28. Here Knight seems to be referring to Robbins' (Citation1935, p. 148) view that economics is an objective, value-free science: it deals with facts, ethics with valuations – a logical gulf divides positive from normative studies. For Colander (Citation2009), Robbins is here referring only to the small field of economic science, not to the bigger and more important field of political economy.

29. Concerning Robbins' confusion regarding ‘economic’ ends, Knight had earlier argued that ‘the idea of a distinction between economic wants and other wants must be abandoned’ (Citation1922, p. 33).

30. Blaug (Citation1980, p. 148) bemoans the ‘immense confusion [that] has been sown by the pretense that we can pronounce “scientifically” on matters of “efficiency” without committing ourselves to any value judgments’.

31. For Knight, given ends are defined by ‘actual preferences on the part of the subject as an economic man as he stands at the moment of making any choice involving the disposal of means’ (Citation1941, p. 127).
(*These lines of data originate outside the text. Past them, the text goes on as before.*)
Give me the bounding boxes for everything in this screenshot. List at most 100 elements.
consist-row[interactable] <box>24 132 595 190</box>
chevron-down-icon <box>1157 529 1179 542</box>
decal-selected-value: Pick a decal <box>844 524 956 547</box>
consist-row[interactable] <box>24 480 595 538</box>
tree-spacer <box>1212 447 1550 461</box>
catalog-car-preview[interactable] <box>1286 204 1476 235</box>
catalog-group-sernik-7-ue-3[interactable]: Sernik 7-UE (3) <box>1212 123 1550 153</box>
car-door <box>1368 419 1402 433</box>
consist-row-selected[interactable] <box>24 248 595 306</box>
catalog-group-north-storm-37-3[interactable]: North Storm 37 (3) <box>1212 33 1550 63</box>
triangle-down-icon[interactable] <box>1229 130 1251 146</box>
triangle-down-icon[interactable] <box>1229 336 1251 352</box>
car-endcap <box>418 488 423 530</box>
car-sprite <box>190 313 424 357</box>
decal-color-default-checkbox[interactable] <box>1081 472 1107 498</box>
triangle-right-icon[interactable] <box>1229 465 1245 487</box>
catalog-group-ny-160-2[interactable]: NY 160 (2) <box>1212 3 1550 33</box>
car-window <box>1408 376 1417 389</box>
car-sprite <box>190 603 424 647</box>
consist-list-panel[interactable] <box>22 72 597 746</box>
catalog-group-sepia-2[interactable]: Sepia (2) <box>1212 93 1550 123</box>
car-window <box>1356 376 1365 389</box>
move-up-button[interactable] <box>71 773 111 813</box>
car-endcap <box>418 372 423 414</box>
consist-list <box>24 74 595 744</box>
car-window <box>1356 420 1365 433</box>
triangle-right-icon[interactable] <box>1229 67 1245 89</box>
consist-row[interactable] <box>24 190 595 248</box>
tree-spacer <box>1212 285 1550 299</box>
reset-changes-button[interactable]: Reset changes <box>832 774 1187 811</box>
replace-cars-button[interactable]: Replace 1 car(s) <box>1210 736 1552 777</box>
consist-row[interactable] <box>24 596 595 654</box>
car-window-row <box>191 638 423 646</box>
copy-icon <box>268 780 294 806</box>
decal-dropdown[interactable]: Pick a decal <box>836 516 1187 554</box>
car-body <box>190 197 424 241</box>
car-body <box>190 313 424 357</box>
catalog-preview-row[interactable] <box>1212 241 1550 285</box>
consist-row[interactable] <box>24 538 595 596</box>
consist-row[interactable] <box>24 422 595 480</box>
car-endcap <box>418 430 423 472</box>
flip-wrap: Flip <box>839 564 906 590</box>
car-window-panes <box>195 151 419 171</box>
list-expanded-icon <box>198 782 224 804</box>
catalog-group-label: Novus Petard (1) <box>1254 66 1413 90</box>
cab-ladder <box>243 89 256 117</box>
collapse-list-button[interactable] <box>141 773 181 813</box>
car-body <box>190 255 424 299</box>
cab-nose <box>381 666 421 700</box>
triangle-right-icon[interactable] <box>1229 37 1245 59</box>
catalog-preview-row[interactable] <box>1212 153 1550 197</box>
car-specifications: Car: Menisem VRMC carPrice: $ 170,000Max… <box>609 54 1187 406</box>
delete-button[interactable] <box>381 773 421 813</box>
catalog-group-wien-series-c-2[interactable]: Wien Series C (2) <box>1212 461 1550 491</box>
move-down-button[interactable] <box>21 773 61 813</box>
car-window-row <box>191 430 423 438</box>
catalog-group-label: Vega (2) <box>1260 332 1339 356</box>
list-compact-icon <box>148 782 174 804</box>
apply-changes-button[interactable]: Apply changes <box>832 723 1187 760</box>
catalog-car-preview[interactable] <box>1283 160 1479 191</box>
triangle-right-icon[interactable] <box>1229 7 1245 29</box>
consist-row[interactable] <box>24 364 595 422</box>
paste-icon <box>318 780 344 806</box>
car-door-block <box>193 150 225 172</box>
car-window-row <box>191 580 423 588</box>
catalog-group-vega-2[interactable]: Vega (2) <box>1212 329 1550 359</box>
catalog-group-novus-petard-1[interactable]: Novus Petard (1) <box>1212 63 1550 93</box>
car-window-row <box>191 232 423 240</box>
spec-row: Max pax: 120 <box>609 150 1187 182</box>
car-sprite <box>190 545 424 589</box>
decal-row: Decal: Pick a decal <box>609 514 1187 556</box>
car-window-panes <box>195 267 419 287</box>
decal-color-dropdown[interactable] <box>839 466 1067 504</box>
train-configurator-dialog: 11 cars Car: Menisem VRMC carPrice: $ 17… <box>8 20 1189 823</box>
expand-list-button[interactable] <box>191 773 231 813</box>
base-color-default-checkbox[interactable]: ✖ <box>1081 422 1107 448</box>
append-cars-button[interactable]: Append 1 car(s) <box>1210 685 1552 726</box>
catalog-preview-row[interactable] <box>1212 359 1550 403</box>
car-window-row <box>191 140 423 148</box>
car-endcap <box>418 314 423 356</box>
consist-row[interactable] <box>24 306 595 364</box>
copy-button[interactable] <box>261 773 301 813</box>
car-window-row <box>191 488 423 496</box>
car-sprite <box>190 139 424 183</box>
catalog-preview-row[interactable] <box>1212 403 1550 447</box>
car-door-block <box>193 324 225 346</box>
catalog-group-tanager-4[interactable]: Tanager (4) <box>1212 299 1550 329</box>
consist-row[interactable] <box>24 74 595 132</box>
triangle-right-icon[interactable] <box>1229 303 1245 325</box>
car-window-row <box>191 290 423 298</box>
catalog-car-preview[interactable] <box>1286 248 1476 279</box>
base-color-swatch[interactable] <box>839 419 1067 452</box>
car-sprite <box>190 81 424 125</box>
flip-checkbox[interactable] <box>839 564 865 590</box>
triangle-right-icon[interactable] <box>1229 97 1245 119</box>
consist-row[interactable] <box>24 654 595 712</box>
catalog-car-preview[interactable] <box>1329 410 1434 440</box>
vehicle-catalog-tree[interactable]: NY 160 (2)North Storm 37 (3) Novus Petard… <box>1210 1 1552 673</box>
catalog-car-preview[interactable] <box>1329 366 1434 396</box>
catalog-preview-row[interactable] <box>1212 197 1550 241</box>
32. ‘As to practical use of the results, that depends of course on having the conditions under which the principles apply, and the limits of their application to reality, clear beyond misapprehension’ (Knight, Citation1934b, p. 229).

33. Knight (Citation1923, p. 71) contrasts the ‘ethics of scientific naturalism’ or psychological hedonism with ethical hedonism in which happiness depends upon cooperation and affection for others rather than on getting ahead of them.